23. The method of claim 22, wherein reducing the activity of the alternative complement pathway comprises binding of the ILP family protein to properdin thereby accelerating the decay of the C3 convertase and reducing the activity of the alternative complement pathway.

24. The method of claim 23, wherein the ILP family protein binds to properdin by binding to the thrombospondin repeats on properdin.

25. The method of claim 21, wherein the ILP family protein is administered by systemic administration, parenteral administration, intravascular administration, intramuscular administration, intraarterial administration, oral delivery, buccal delivery, subcutaneous administration, inhalation, intratracheal installation, surgical implantation, transdermal delivery, local injection, hyper-velocity injection/bombardment, or combinations thereof.

26. The method of claim 21, wherein the complication associated with inappropriate alternative complement pathway activation is selected from inflammatory diseases, arthritis, asthma, acute injuries, burns, heart disease, autoimmune diseases and SARS.

27. A method of screening a candidate substance for an ability to bind properdin, the method comprising:

(a) establishing a test sample comprising properdin;

(b) administering a candidate substance to the test sample; and

(c) determining the ability of the candidate substance to bind to properdin.

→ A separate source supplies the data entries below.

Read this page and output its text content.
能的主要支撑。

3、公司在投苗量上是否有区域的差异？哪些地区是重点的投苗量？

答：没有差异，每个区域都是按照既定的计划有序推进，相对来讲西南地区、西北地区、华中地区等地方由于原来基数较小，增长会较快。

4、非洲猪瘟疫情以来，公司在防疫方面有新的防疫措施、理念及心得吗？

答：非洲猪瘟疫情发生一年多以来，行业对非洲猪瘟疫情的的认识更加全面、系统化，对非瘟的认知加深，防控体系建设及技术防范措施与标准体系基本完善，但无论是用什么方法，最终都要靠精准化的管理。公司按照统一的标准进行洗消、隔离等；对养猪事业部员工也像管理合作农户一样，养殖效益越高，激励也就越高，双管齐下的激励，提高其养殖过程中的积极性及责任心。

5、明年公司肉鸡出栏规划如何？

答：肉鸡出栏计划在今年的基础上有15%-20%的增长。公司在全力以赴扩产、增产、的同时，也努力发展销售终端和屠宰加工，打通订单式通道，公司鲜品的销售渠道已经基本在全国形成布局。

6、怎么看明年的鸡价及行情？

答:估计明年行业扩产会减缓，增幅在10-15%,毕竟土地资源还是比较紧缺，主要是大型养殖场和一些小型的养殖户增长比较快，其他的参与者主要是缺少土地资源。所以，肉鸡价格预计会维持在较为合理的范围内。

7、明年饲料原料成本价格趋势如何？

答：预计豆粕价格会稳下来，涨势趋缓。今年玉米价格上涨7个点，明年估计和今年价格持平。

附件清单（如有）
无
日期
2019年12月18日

28. The method of claim 27, further comprising administering an ILP family protein to the test sample in step (b) and determining the ability of the candidate substance to bind to properdin based upon the competition between the candidate substance and the ILP family protein in step (c).

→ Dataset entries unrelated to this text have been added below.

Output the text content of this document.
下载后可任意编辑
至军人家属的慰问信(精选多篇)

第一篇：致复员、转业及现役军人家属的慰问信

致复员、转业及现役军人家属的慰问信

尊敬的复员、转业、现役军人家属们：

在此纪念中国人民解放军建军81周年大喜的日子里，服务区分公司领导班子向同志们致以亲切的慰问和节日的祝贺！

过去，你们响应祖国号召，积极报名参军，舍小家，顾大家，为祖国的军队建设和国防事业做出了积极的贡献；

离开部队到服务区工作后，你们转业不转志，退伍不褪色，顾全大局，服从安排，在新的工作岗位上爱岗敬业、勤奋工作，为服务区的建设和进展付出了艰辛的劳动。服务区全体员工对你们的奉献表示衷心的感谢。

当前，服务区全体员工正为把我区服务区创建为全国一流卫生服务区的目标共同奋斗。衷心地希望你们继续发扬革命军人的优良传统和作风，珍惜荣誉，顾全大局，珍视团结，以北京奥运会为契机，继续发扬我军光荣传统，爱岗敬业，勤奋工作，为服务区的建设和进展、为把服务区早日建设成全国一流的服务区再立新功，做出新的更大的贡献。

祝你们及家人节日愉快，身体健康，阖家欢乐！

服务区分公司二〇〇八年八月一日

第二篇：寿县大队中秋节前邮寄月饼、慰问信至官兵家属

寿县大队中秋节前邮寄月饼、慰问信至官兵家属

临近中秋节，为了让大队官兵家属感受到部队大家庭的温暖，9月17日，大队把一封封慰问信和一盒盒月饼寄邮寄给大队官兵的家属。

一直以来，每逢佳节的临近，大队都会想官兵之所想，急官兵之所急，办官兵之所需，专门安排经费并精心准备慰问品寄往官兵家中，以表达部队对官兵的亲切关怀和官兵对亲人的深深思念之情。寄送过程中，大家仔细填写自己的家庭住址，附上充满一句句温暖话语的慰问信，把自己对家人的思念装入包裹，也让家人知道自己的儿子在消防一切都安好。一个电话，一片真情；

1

29. A method of screening for substances capable of modulating the activity of the alternative complement pathway, comprising:

(a) establishing a test sample comprising a protein having thrombospondin repeats;

(b) administering a candidate substance to the test sample;

(c) determining the ability of the candidate substance to bind to the protein having thrombospondin repeats; and

(d) identifying a candidate substance as capable of inhibiting the alternative complement pathway where the candidate substance is capable of binding to the protein having thrombospondin repeats.

30. The method of claim 29, wherein the protein having thrombospondin repeats is properdin.

31. The method of claim 29, further comprising administering an ILP family protein to the test sample in step (b) and determining the ability of the candidate substance to bind to the protein having thrombospondin repeats based upon the competition between the candidate substance and the ILP family protein in step (c).